Remember the "Recipe" to assemble a motorcar is no different to the recipe that is uses in the kitchen to bake a cake. If you can follow the recipe to bake a cake, you can also follow the recipe to assemble a car. The assembly of a manufactured house is far simpler than that of a car; therefore, all cooks can easily read and understand recipes on how to manufacture houses, schools and community buildings.

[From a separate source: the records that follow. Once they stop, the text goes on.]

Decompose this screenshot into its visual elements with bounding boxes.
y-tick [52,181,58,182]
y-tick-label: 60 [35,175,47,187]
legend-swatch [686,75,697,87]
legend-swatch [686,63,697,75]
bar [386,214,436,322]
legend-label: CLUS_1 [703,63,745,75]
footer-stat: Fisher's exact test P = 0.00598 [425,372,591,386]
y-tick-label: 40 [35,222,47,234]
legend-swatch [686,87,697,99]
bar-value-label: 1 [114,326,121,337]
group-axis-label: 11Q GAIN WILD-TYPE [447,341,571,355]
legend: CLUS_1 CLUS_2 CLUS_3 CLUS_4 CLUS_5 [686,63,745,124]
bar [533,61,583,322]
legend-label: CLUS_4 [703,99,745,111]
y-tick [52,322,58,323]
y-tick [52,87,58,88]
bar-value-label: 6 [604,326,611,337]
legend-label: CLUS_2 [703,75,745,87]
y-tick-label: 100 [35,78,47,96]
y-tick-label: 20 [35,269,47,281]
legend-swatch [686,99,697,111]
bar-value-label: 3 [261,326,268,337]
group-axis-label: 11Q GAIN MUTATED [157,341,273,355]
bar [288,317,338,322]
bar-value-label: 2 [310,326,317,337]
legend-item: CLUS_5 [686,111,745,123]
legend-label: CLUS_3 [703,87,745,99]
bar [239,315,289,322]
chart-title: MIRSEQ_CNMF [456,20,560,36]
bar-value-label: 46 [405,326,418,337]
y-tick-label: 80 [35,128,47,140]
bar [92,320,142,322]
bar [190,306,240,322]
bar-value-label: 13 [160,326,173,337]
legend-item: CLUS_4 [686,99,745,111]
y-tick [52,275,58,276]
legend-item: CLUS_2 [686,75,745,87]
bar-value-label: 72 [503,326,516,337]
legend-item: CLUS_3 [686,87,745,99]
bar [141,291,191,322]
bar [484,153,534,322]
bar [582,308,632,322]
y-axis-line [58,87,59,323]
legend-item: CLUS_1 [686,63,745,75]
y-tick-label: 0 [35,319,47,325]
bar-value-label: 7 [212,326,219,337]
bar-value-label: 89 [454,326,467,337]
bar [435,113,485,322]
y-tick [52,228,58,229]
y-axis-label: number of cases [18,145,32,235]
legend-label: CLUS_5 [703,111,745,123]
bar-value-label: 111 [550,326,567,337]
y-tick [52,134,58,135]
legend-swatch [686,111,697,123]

As African women are usually the cooks, they will easily cope with manufacturing these building products.

All production, farming and healthcare knowledge can be converted into a recipe format and therefore there is no reason why Black African people should be deprived of information that can help them crate work and earn and free them from the poverty trap.

Summarizing: The Recipe Format of the Development Plan will: -

Empower communities with jobs and manufacturing business expertise.

Provide manufacturing catalysts to "kick-start" production in the factories.

Bring factories in line with acceptable manufacturing practices.

Compensate labour losses as industry capital intensifies production lines.

Sustain factory production through market related product development.

Teach factory communities good agricultural and nutrition practices.

Systematize rural primary healthcare and increase telemedicine portals.

The Mondragon Experience realised that encouraging SME’s within low skilled societies, required engineering intervention in the form of industrial business plans, product development (R&D), understanding product markets and manufacturing support, all elements of the Blue Print.

Mondragon, as previously mentioned, is Spain’s the sixth largest industry and details are provided from our Web site

http://myweb.absamail.co.za/grevillew/index_files/Mondragon printout.zip.

Recently, Prof Richard Vietor from Harvard Business School provided GWD with details of another plan, which had grown business in China within its township and village communities at an average rate of 30% p.a. Now, 20years later, the plan has provided a phenomenal 129million jobs at community level. It too focused on increasing food production, nutrition and sustainable labour intensive industrial development, coupled to community savings in township and rural villages.

The Blue Print is identical to both plans regarding labour as the prime source of wealth creation. The BP also provides industrial business and farming plans to townships and rural villages, where labour subverts capital. This in turn, as Mondragon and China have demonstrated, provides growth in skills, wealth and assets, in poor communities through job creation.

If after twenty years China was able to develop tens of millions of jobs, through similar elements proposed in the BP. South Africa can mobilize is sophisticated engineering, business acumen, technikons and universities and at least do the same, while at the same time, the rest of Africa can mobilize this human labour intensive industry linked to Nepad.